As TV soaps diluted themselves to the vanishing point, I had to get my soap fix from the vintage movies that started it all: Stella Dallas, The Women, Dark Victory, Mildred Pierce, All About Eve, Imitation of Life, A Star Is Born, Written on the Wind, Love Is a Many-Splendored Thing, I’ll Cry Tomorrow, The Best of Everything, Valley of the Dolls, and Mommie Dearest. The Group, Julia, Rich and Famous, and Black Widow also give good soap, with their intense, competitive, woman-on-woman psychodramas. Nearly all those movies had become cult classics among gay men, who were also often connoisseurs of grand opera. Gay men understand the burden of secrets and the ecstasy of the extreme gesture.

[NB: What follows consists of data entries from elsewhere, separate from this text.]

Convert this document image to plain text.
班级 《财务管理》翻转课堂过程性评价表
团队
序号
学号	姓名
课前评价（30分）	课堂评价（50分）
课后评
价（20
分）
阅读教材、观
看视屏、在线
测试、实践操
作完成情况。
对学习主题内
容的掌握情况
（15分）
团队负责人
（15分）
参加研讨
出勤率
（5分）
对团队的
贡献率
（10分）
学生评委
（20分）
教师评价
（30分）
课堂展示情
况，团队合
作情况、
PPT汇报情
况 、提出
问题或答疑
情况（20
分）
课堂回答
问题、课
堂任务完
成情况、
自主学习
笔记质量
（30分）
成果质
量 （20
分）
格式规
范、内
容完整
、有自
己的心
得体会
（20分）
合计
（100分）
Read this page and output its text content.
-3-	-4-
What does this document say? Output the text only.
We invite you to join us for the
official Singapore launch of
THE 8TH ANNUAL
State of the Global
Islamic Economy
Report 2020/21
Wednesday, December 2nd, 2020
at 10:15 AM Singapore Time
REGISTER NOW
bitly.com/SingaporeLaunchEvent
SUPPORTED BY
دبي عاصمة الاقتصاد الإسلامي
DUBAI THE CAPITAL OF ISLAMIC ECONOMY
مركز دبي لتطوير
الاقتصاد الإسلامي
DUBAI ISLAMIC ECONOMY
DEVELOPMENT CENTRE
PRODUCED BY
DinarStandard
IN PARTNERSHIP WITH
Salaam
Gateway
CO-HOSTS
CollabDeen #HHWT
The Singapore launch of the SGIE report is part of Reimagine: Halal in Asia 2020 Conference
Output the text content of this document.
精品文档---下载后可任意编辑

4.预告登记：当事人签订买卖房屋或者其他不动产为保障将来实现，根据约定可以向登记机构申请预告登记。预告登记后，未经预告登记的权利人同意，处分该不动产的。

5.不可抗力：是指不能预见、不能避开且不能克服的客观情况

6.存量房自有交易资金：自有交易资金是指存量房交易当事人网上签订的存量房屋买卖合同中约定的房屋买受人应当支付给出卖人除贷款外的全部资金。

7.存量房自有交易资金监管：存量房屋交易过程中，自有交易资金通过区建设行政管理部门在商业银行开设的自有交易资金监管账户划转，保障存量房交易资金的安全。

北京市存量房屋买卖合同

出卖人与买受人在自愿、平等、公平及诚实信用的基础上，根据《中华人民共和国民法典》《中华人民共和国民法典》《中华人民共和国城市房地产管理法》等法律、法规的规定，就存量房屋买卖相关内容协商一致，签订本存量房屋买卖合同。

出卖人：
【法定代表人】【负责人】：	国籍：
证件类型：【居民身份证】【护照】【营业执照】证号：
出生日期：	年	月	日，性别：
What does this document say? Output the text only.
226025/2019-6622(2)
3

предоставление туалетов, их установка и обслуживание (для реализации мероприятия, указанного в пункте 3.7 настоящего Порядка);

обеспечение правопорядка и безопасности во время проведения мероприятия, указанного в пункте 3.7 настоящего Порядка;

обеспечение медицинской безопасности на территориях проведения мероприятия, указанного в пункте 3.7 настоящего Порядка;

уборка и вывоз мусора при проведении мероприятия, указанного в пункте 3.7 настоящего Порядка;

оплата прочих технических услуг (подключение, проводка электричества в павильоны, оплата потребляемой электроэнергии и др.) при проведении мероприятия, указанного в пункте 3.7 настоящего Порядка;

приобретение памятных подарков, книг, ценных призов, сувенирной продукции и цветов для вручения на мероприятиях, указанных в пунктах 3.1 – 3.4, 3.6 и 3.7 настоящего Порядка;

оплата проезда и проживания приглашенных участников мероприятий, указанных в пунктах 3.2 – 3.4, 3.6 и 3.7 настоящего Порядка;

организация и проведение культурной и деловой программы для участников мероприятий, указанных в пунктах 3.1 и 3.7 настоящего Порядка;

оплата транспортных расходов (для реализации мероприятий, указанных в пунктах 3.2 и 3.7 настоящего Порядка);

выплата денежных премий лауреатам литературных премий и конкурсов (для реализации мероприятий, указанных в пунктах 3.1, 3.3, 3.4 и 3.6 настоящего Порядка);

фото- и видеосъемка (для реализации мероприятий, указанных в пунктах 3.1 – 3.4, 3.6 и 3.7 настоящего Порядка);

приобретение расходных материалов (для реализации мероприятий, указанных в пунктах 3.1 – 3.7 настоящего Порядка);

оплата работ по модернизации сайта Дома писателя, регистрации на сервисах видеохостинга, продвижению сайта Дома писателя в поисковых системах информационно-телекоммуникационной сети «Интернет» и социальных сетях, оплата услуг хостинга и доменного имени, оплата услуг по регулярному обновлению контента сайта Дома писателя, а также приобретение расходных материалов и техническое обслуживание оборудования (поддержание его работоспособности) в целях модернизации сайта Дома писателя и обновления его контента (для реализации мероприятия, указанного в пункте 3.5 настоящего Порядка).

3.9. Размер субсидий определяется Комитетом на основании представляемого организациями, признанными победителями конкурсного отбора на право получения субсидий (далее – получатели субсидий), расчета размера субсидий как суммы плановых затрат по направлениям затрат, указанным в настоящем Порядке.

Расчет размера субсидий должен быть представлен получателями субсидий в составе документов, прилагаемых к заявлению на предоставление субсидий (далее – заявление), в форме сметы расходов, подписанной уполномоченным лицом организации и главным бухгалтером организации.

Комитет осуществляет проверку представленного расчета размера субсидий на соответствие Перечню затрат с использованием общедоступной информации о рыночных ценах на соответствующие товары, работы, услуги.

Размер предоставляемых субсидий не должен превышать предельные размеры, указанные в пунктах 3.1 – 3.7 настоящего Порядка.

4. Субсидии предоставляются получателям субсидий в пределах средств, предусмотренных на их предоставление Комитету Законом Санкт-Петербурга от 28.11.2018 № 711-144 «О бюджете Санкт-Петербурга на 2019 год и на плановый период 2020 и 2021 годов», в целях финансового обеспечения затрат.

Haggard and bereft, I felt like John the Baptist—a voice crying in the wilderness. But then with a thunderclap out of St. Louis came the Soap Messiah—Andy Cohen! (Jesus was Jewish. What’s the problem?) In his autobiography, Most Talkative, Cohen describes his early passionate devotion to Susan Lucci, who for 41 years as Erica Kane on All My Children defined the archetype of the charismatic bitch-goddess for daytime TV. Cohen has always understood the complex emotional core of soaps, a misty, mercurial realm that is beyond words. The torment and tears on Real Housewives are real—from Jacqueline Laurita's pained hope for her autistic son in New Jersey to Kandi Burruss's struggle for freedom against her mother in Atlanta.
Cohen has so altered and redeemed the pop culture landscape—which had been suffering for years from snide snark and pseudo-hip cynicism—that he should be acknowledged as a genuine auteur, like maverick film directors. His tastes, instincts, and sensibility now suffuse a staggering number of highly successful TV projects. Not since the radical gay German director Rainer Werner Fassbinder revived and recast Douglas Sirk’s "women’s pictures" during the 1970s has a single individual so boldly rescued a waning genre and given it such splendid new life. Bravo, Andy!